We’re all kidding ourselves if we still think that the war on drugs is ever going to accomplish anything. It isn’t easy for me to say this, because everything I’ve ever done professionally was about a duty to uphold laws that were written to take drugs and the people involved with them out of mainstream society. None of it is working and maybe it’s time to face the simple truth that it’s isn’t going to work. I think we should surrender and make drugs legal.
Mexico released what the country considered good news this week – that the numbers of drug related murders had fallen for the first five months of 2012. From 2011’s total of 16,800 deaths to a projected 12,000 for 2012, Mexico touted this as a positive thing. Since President Calderon took office in 2006, 47,515 people have been murdered because of drug trafficking. They were cartel leaders, drug dealers and mules, politicians and police officers who refused to be bribed, or simply innocent bystanders. The United States is responsible for these deaths, too – something which became more apparent during the recent battle over “Operation Fast and Furious”.

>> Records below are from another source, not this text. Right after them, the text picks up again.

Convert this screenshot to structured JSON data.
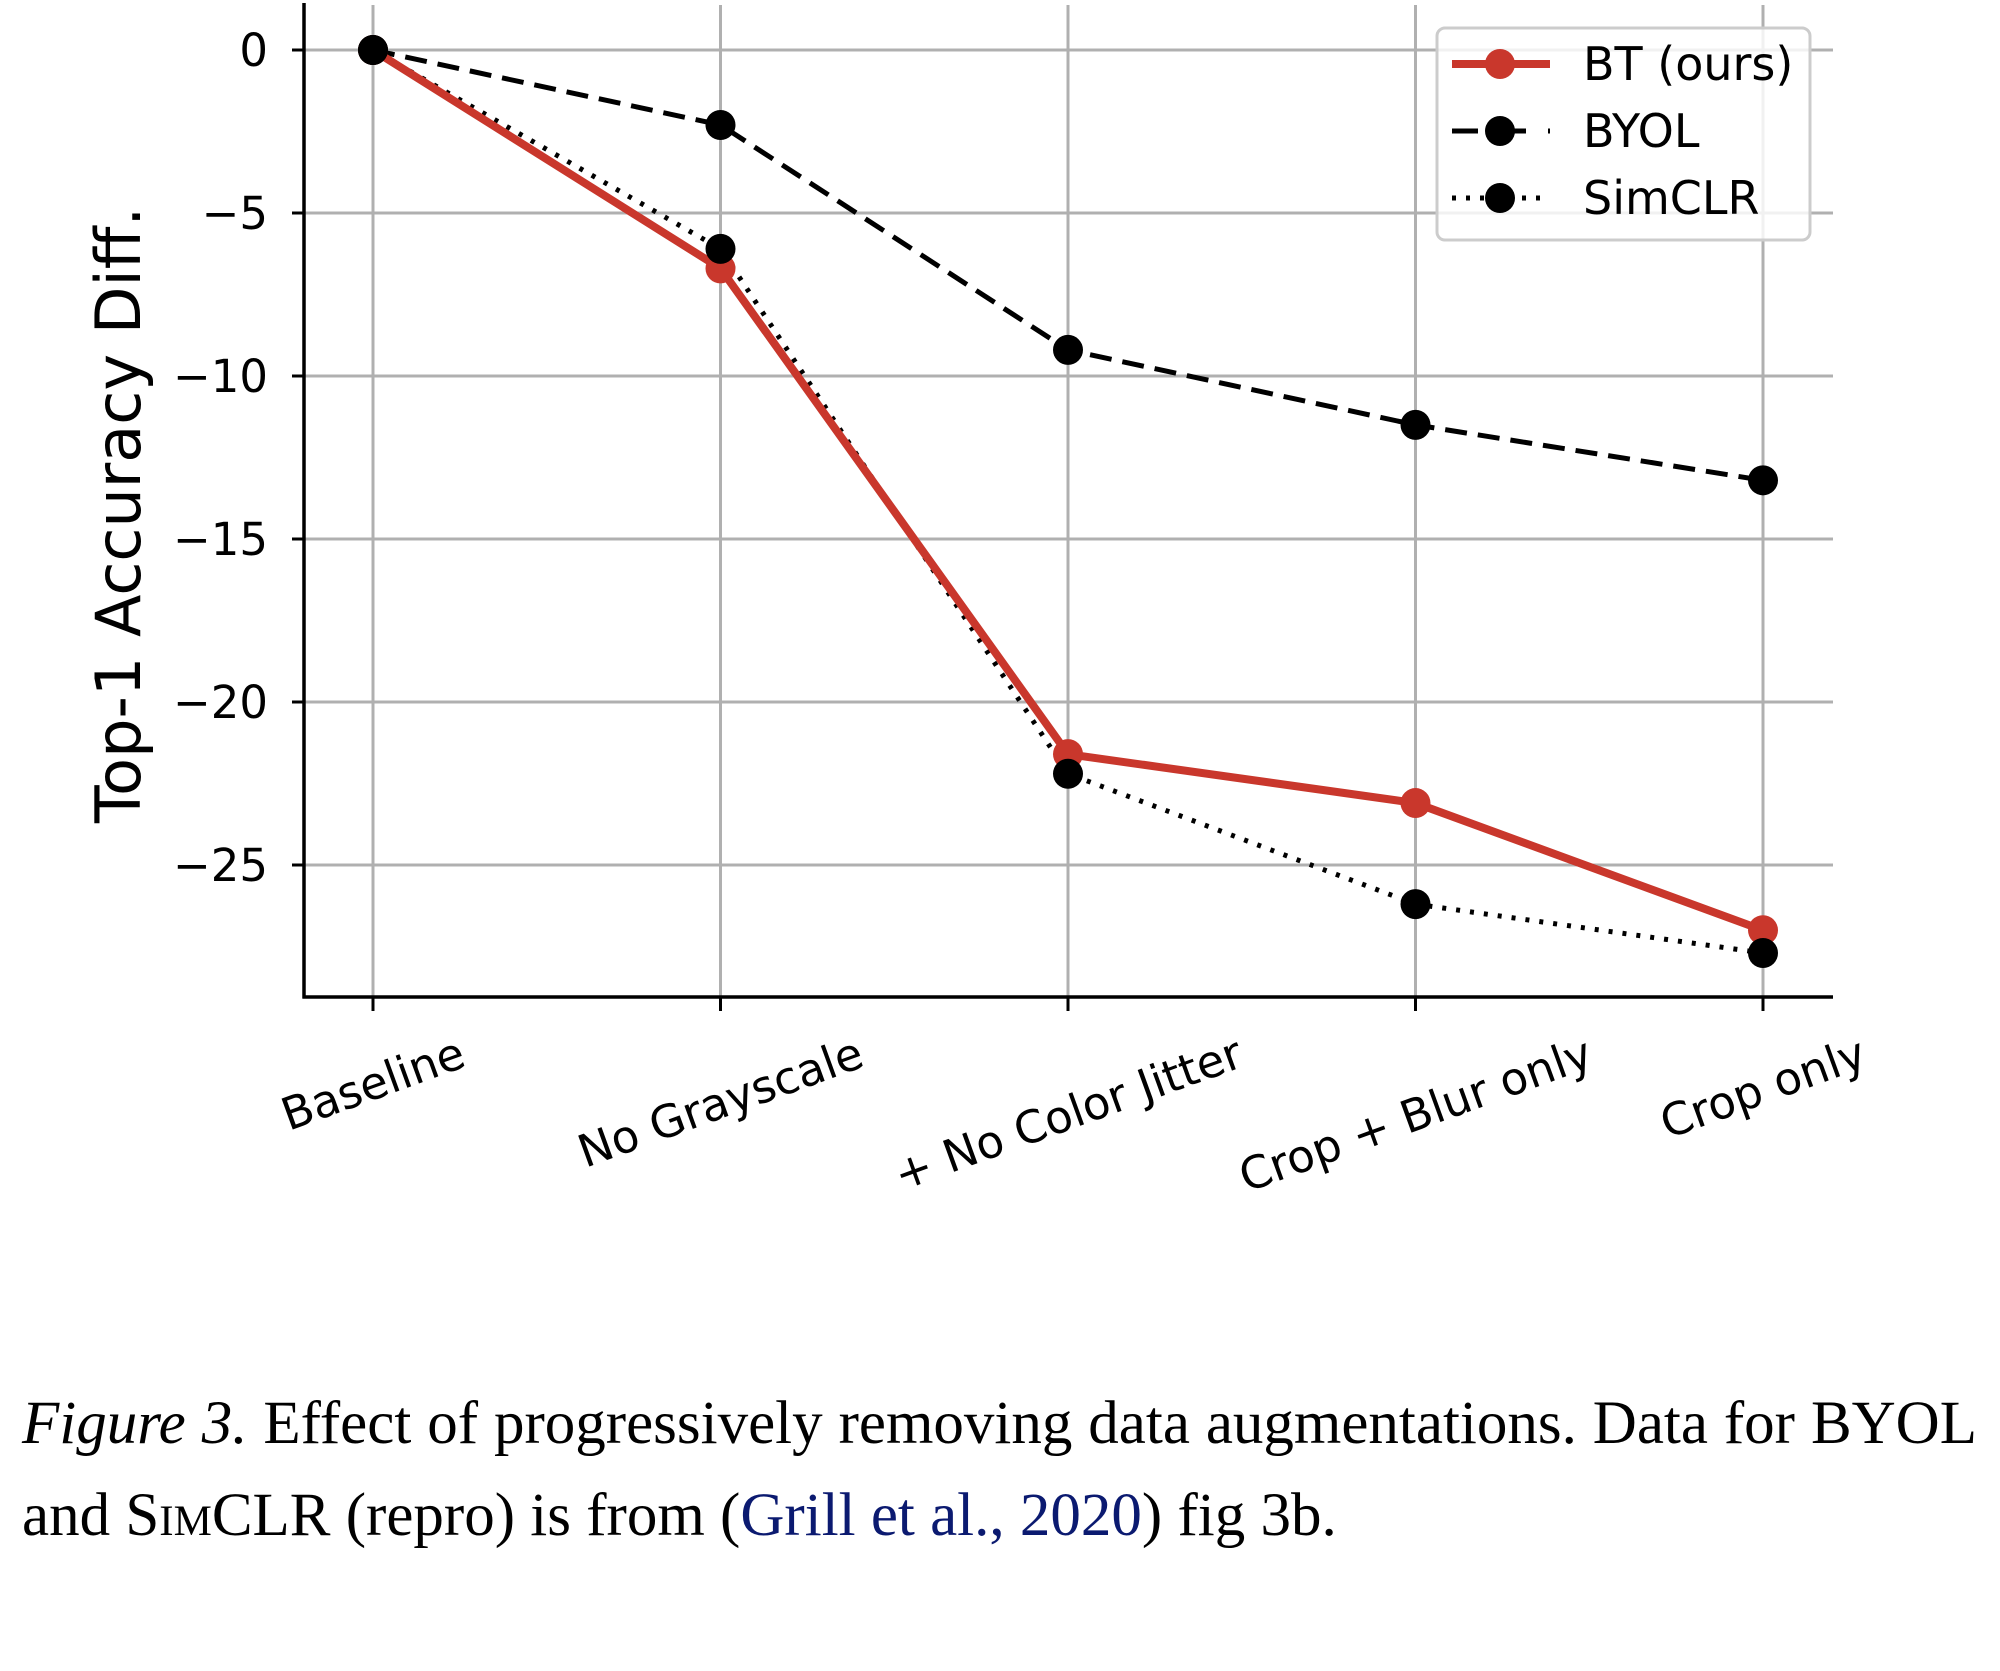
{
  "chart_data": {
    "type": "line",
    "title": "",
    "xlabel": "",
    "ylabel": "Top-1 Accuracy Diff.",
    "categories": [
      "Baseline",
      "No Grayscale",
      "+ No Color Jitter",
      "Crop + Blur only",
      "Crop only"
    ],
    "yticks": [
      0,
      -5,
      -10,
      -15,
      -20,
      -25
    ],
    "ytick_labels": [
      "0",
      "−5",
      "−10",
      "−15",
      "−20",
      "−25"
    ],
    "ylim": [
      -28.6,
      1.5
    ],
    "grid": true,
    "legend_position": "top-right",
    "xtick_rotation_deg": 20,
    "series": [
      {
        "name": "BT (ours)",
        "values": [
          0,
          -6.7,
          -21.6,
          -23.1,
          -27.0
        ],
        "color": "#c9372c",
        "linestyle": "solid",
        "marker": "circle"
      },
      {
        "name": "BYOL",
        "values": [
          0,
          -2.3,
          -9.2,
          -11.5,
          -13.2
        ],
        "color": "#000000",
        "linestyle": "dashed",
        "marker": "circle"
      },
      {
        "name": "SimCLR",
        "values": [
          0,
          -6.1,
          -22.2,
          -26.2,
          -27.7
        ],
        "color": "#000000",
        "linestyle": "dotted",
        "marker": "circle"
      }
    ]
  },
  "caption": {
    "figure_label": "Figure 3.",
    "text_1": " Effect of progressively removing data augmentations. Data for BYOL and ",
    "simclr_S": "S",
    "simclr_rest": "im",
    "simclr_end": "CLR",
    "text_2": " (repro) is from (",
    "citation": "Grill et al., 2020",
    "text_3": ") fig 3b.",
    "link_color": "#0b1a70"
  }
}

Fast and Furious is just one of the missions, along with Operation Wide Receiver, designed and administered by the Department of Justice and the Bureau of Alcohol, Tobacco and Firearms, which came under the umbrella “Project Gunrunner”, beginning in 2006. The goal of these projects was to locate and follow members of Mexican drug cartels by selling weapons to arms’ traffickers who would, in turn, sell them to the drug gangs – a concept known as “gunwalking”. The guns, some of which are military grade, would serve as tracking devices which would lead law enforcement to the bad guys. “Project Gunrunner” was and is an epic failure. Out of the nearly 4,000 firearms which were sold, several hundred are missing and a couple of hundred have been recovered at the sites of drug related killings, including that of Border Patrol Agent Brian Terry.

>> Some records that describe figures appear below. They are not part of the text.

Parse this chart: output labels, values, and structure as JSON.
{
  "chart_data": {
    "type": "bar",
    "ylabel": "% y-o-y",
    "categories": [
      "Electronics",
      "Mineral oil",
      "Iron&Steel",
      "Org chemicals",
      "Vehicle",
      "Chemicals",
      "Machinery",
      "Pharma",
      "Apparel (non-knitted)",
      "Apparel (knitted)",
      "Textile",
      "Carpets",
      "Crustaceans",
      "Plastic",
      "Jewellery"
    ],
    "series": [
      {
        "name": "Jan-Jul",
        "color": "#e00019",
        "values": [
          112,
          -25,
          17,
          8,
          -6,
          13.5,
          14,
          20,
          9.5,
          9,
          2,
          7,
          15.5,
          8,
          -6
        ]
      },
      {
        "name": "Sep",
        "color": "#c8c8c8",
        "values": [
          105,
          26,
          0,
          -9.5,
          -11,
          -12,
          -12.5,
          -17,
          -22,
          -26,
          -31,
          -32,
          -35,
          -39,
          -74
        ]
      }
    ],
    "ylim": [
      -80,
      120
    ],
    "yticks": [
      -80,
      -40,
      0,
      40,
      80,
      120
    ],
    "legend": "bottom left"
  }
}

It isn’t just the number of murders that provide the evidence that drugs and drug dealers are winning. The financial resources expended on this are equally staggering. The United States spends an estimated $215 billion per year for enforcement of the laws, care and housing of prisoners and administrative costs – enough money to provide health care for 30 million of its’ citizens.
That’s not the only money that is involved, nor is it the largest amount. Between 2004 and 2007, Wachovia Bank laundered approximately $378 billion in drug money. Bank officials said that they had no idea that the problem was that bad, even though several employees from within the institution did everything they could to bring it to anyone’s and everyone’s attention. Those employees were either let go, threatened or ignored. When Wells Fargo assumed the liabilities of Wachovia after the takeover, the new banking giant paid a mere $160 million in fines and penalties, and the problem went away. It’s always a matter of following the money, and drug trafficking is no different – right down to having some powerful and influential co-conspirators in business suits and ties.
The United States learned a hard lesson during the Prohibition Era. If people couldn’t legally buy what they wanted, they would find a way to get it elsewhere or make it themselves. That time in our history also resulted in criminal conspiracies, the appropriation and distribution of illegal substances and murders. What is going on today, with the drug trade, however, makes the St. Valentine’s Day massacre look like child’s play.
Perhaps this country should stop fighting this particular vice and just do what it did with alcohol 80 years ago. The United States found itself in the business of booze. The country could regulate the way it was made, sold and distributed – and it could be taxed. It’s safer, it’s controlled and it’s profitable. The same thing could be done with those drugs now considered to be harmful and illegal. If you take the profit out of the hands of the cartels and put it into the coffers of the government, you’re way ahead of the game. It wouldn’t have an impact only on homicide statistics, either. Burglaries, robberies, car thefts and assaults, among other crimes, would all drop as a result. If we want to address the drug problem, then maybe a good way to start is to stop making it a problem. Whatever steps the country takes in this direction certainly couldn’t make it any worse.